Protestos anti-Bolsonaro se impõem nas ruas e reavivam pauta do impeachment

Política

Crescimento da rejeição ao presidente, que já era medido por pesquisas, se traduz pela primeira vez em protestos. Ao romper "trégua" da pandemia, oposição abre nova frente de pressão sobre o governo.

Após um ano de “trégua” forçada por causa da pandemia, movimentos de oposição ao presidente Jair Bolsonaro fizeram ne sábado, 29, um ensaio bem-sucedido para retomar as ruas contra o governo e reavivar a pauta do impeachment, quebrando meses de monopólio bolsonarista na organização de manifestações.

Atos contra o presidente ocorreram em todas as 27 capitais, com presença expressiva em São Paulo, Rio de Janeiro e Brasília. Ao menos 180 cidades registram protestos, segundo levantamento do portal G1. Dezenas de milhares de pessoas ocuparam sete quarteirões ao longo da Avenida Paulista, o principal termômetro de protestos no país desde 2013, protagonizando a maior manifestação antigovernamental no local em mais de dois anos. Recife foi palco do único incidente ao longo do dia, com a PM local reprimindo violentamente a passeata na cidade.

A pauta dos atos contemplou temas como pressão pela aceleração da vacinação e aumento do valor do auxílio-emergencial, mas o tema principal foi pressionar pelo impeachment do presidente e manifestar repúdio à gestão de Bolsonaro – especialmente pelo gerenciamento da pandemia, que provocou recordes de mortes e escassez de vacinas com uma política de negacionismo da crise sanitária.

A volta do antibolsonarismo às ruas capitaneado principalmente por movimentos de esquerda ocorre em um momento delicado para Bolsonaro, com a reprovação do presidente batendo recorde, com pesquisas indicando a desidratação de sua candidatura à reeleição e com o desgaste diário da CPI da gestão da pandemia no Senado.

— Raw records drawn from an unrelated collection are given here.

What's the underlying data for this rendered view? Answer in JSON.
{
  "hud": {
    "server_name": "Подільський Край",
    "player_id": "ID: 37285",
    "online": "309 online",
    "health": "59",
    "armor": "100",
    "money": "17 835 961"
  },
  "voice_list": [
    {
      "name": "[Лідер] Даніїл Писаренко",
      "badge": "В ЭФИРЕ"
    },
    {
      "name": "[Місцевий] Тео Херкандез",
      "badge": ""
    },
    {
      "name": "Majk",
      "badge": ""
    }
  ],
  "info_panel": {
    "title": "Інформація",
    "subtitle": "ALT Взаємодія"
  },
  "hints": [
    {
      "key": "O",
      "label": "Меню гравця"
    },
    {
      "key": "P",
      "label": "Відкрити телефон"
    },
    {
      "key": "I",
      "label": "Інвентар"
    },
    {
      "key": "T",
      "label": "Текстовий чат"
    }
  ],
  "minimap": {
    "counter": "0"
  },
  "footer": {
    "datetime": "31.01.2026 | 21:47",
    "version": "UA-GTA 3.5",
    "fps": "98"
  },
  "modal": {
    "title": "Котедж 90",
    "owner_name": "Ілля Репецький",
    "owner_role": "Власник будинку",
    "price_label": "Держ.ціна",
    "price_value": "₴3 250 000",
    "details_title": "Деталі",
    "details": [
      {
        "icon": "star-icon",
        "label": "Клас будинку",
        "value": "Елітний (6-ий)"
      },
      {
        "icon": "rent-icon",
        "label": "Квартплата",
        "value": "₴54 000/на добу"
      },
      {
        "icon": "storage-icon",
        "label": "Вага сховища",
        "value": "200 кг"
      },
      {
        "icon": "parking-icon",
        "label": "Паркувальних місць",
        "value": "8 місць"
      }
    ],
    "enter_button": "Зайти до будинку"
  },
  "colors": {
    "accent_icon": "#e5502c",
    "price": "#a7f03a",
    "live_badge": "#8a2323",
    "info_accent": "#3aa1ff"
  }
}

Para parte da esquerda que participou dos atos, o cenário é atual também é mais otimista para retomar as ruas, com o estímulo da volta do petista Luiz Inácio Lula da Silva ao jogo eleitoral após decisão do Supremo que anulou as condenações do ex-presidente.  “O crescimento da oposição a Bolsonaro, que as pesquisas já mediam, agora se manifesta publicamente”, apontou o cientista político Maurício Santoro.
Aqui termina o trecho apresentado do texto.